Speculation mounts over ECB rate cut
Sweden’s economic performance has been similar to the EU’s and the cut is seen as significant from an ECB perspective.
The possibility of an ECB rate cut was strongly denied last week by various member states, including Germany and Holland. However, Reuters have reported that the ECB was split down the middle on lowering rates.
That piece of information alone has set market speculation flying that the bank was, after all, taking a serious look at implementing a cut, despite vehement denials last week.
Central to the argument for a cut is the parlous state of the eurozone economy whose growth is lagging the US by a considerable amount.

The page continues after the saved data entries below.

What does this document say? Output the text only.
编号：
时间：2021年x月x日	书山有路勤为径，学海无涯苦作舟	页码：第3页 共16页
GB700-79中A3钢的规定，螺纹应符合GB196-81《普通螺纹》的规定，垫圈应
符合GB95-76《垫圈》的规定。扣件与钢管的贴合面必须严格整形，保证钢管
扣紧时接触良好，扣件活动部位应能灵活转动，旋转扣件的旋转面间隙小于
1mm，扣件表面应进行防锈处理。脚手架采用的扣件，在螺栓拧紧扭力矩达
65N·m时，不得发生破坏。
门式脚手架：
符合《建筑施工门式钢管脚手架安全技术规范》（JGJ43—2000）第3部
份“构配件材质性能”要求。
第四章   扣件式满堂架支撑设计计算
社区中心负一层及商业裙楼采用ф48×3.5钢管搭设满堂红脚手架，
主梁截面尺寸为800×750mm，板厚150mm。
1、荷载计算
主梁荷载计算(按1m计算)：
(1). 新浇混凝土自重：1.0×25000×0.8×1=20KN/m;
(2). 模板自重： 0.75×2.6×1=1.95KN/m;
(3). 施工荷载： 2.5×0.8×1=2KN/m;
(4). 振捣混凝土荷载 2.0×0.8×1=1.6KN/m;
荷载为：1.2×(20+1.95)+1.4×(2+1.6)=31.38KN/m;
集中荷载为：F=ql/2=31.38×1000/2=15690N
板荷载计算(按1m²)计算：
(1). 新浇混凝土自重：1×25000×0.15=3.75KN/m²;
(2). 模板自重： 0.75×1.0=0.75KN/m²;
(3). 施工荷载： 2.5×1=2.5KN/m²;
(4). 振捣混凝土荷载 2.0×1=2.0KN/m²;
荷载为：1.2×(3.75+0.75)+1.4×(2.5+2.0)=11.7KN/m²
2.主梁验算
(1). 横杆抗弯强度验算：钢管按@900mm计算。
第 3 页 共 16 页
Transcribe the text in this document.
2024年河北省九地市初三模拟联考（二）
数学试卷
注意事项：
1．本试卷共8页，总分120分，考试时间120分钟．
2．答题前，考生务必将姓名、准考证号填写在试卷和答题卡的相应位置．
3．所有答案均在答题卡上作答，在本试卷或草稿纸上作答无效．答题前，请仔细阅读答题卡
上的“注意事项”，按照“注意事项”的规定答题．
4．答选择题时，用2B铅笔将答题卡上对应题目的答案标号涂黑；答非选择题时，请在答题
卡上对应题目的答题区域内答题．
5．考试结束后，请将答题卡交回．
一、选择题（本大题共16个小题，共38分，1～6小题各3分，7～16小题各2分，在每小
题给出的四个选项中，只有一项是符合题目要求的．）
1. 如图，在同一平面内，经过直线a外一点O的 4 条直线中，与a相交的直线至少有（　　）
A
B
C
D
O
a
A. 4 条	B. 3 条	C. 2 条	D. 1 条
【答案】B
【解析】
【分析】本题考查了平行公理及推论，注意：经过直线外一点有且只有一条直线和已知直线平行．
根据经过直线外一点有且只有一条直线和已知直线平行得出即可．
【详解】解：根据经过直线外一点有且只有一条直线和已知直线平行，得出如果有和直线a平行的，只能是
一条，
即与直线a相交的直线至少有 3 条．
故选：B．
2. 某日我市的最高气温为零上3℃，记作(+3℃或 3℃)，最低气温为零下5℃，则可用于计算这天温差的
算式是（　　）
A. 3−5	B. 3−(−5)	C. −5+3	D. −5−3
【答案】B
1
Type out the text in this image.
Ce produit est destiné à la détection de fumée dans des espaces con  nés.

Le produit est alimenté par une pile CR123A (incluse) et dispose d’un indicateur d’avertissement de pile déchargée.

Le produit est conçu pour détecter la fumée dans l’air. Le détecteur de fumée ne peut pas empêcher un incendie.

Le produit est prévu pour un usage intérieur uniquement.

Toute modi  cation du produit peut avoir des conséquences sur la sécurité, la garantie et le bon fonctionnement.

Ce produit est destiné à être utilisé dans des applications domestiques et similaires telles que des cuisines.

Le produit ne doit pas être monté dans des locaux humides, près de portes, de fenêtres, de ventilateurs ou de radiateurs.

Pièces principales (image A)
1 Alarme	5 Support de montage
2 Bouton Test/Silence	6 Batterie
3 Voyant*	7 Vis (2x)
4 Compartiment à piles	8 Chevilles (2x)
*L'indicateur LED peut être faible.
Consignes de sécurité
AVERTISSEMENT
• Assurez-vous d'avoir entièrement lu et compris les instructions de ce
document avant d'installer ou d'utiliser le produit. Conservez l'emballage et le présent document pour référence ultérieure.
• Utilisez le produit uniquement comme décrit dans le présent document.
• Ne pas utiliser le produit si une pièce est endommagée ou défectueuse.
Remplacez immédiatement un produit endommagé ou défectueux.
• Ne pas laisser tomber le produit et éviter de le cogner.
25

And it follows, experts argue, that if a cut makes sense for the Swedes then it makes sense for the ECB as well.
Austin Hughes said last week when speculation first surfaced about a cut that there was no more than a one in three chance of it happening.
Despite the talk, any cut, if it should happen, will not take place before September at the earliest, he said.
Meanwhile a source said the bank was considering a rate cut.
But that will depend on how upcoming economic figures turn out.
The report also said the ECB’s governing council was split on whether a reduction was necessary.
It needs to be borne in mind also that ECB officials have so far ruled out an easing of monetary policy despite pressure from some politicians and economists.
The bank has held euro zone interest rates at 2% for more than two years.
Last week the ECB’s chief economist, Otmar Issing, raised the possibility of a cut in rates when he told journalists that the markets have always anticipated the ECB correctly.
That was in response to a question which asked if the markets view was correct when it started to speculate that the next move in ECB interest rates would be downwards.
However, other factors such as the loss in value of the euro are seen as significant at this stage.
A view exists that the ECB might regard a fall in the currency as having the same potential impact as cutting interest rates.
Also they might be concerned that lowering rates might send the wrong signals to international markets and the euro could weaken significantly.
Such a move would hit oil prices significantly and undermine the rate cut.
Mr Hughes believes the ECB will view its options very carefully before making that final leap.